The book which is about to be launched worldwide is a well researched thesis on how the Pakistani armed forces have acquired the enormous economic clout (some say 25 per cent of the national economy) over the years, the truth about their claims of being more efficient managers than the private sector and the impact of their expanding economic interests on their professionalism. There are no sensational disclosures in the book. Much of the facts about the holdings of the armed forces have already been reported by media. It is, however, purely an academic work and has opened many more doors and windows to a business which has largely remained non-transparent and has so far been conducted as an exclusive conglomerate of senior officers. Ayesha believes it is more to protect and promote their economic interests that the armed forces take over the political reins of the country frequently than to save Pakistan from the fiction of collapse that they build up justify their bloodless coups.
At one place she writes:” The impact of MiIbus (A term she uses for Military Business) on the character of the military institution cannot be denied. In fact, the years of involvement of senior generals in profit-making activities had two consequences. First, the military’s echelons turned into powerful group of capitalists who had the financial prowess to exploit the financial and other resources of the state. The senior generals…used the organisation’s influence to obtain opportunities to further their financial and political power.
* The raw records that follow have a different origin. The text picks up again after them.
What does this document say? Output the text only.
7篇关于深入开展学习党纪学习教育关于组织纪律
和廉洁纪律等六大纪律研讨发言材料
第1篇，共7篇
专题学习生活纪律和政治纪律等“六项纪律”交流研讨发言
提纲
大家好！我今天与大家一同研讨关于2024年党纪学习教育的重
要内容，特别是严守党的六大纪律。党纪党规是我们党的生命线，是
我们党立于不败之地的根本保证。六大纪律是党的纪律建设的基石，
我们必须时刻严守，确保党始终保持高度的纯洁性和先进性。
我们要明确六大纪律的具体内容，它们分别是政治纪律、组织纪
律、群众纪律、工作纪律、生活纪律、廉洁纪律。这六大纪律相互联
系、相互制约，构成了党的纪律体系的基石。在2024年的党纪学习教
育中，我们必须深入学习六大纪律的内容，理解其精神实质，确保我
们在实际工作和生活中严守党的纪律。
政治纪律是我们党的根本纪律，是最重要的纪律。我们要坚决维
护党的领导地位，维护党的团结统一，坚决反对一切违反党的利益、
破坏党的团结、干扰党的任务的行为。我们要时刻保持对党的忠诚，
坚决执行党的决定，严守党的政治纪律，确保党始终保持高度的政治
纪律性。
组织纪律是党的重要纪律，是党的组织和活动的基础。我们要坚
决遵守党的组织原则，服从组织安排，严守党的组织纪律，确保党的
Second, given these economic interests backed with political power, the military institution along with its serving and retired members transformed itself into a fraternity which was gradually consolidated into an independent class.”(Pages 245-246)
At another place she quotes Lt.Gen. (retd) Javed Ashraf Qazi, the federal Education Minister: “(He) threw a challenge by saying ‘show me one business run by any serving or retired military officer that has failed. Remember that the only time the railways was out of deficit was when it was run by a general’. He was referring to his own tenure, but he did not point out that the railways came out of the deficit mainly because of the sale of its land, which resulted in an injection of capital (Page 147).” But Ayesha could have also referred to the bleak performance of Wapda, under a number of retired generals including General Zahid Ali Akbar (known as the most corrupt officer of them all) and General Rao who served as Chairman of Wapda from 1997 to perhaps 2004.
The blighted authority has continued to remain in the red all through and, to add salt to the national wounds, General Rao who wasted more than half of his tenure trying to gather evidence of foul play in the IPPs simply forgot to foresee the onrushing gaps between supply and demand, criminally ignoring making timely investments to increase generation capacities. And now one of his former army colleagues General Amjad, the new chairman of the privatised KESC, is facing the music in Karachi where the power is down several times a day. The same gentleman suffered from a silly bout of arrogance last year when as the chairman of the Fauji Foundation he refused to appear before the senate committee on defence which wanted to ask him why he had undersold one of the units under the control of FF on the plea that the foundation was a private entity, ignoring the fact that it has been rescued on more than one occasion by injecting resources diverted from the defence budget..
Ayesha’s book is a treasure for researchers as it attacks the subject matter from an analytical angle and should be a must read for all serious politicians, defence analysts, media commentators and military planners in the country and outside.